Lo cual le recordó que, puesto que Tunstell se encontraba montando guardia junto a la inventora francesa, tendría que ser ella quien ayudara a su esposo a vestirse para la cena. Fue un completo desastre: el pañuelo acabó torcido, y el cuello de la camisa, caído. Alexia no tuvo más remedio que resignarse.
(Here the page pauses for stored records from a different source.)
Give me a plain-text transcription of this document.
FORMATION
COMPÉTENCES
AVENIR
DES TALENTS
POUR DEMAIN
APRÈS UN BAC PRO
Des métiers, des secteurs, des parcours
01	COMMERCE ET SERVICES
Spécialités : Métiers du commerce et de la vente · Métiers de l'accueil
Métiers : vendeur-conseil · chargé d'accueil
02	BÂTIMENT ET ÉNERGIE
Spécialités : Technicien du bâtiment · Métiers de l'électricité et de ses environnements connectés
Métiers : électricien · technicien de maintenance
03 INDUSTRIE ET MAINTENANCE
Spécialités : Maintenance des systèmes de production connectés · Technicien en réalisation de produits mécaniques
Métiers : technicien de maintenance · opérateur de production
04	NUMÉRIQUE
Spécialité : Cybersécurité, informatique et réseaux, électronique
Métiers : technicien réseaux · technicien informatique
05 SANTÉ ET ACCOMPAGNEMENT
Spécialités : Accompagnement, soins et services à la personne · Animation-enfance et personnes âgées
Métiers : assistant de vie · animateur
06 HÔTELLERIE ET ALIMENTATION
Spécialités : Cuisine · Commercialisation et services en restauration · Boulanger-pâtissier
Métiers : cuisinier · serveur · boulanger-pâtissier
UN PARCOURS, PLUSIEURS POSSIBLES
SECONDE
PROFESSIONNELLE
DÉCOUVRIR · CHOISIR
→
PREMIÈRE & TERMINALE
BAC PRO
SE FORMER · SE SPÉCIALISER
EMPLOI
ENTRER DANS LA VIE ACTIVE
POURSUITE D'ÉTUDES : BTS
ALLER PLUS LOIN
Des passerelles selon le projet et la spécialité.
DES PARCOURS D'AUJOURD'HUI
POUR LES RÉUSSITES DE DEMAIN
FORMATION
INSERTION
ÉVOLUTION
Al fin y al cabo, había pasado gran parte de su vida siendo una solterona, y anudar pañuelos al cuello de un hombre no era una de las habilidades más características en una solterona.
—Querido —le dijo a su esposo mientras daban por terminados los preparativos y se dirigían al comedor—, ¿has considerado la posibilidad de morder a tu varias veces nieta?
—¿Qué demonios se supone que ha hecho esa mujer para ganarte para su causa? —exclamó lord Maccon, deteniéndose en seco en lo alto de las escaleras.
Alexia suspiró.
—Tiene sentido, y sería una solución más que elegante, teniendo en cuenta los problemas actuales de Kingair. En realidad ya se comporta como si fuera su alfa; ¿por qué no hacerlo oficial?
—No es tan sencillo como eso, esposa, y lo sabes. Las posibilidades de que sobreviva…
—Son escasas. Sí, soy consciente de ello.
—No solo escasas; son casi inexistentes. Me estás sugiriendo que mate al último miembro del clan Maccon que queda con vida.
—Pero si sobrevive…
—Tú lo has dicho, si sobrevive.
Lady Maccon inclinó la cabeza a un lado.
—¿No es ella quien debe asumir el riesgo?
El conde guardó silencio y avanzó escaleras abajo.
—Deberías considerarlo, Conall, aunque solo sea como miembro del ORA. Es la opción más sensata de todas.
Lord Maccon no se detuvo, y había algo extraño en la caída de sus hombros.
—Espera un momento. —De pronto Alexia tuvo una sospecha—. Esa es la razón que te ha traído aquí, ¿verdad? Los problemas familiares. Quieres arreglar los problemas de la manada de Kingair. A pesar de la traición que sufriste.
Él se encogió de hombros.
—Querías saber qué tal le iban las cosas a Sidheag, ¿verdad?
—Está el problema de la humanización.
Alexia sonrió.
—Sí, bueno, aparte de eso. Debes reconocer que tengo razón.
Lord Maccon observo a su esposa con el ceño fruncido.
—Odio cuando tienes razón en todo.
Alexia bajo los escalones que la separaban de su esposo hasta que estuvieron cara a cara y le beso dulcemente.
—Lo sé. Pero es que se me da tan bien.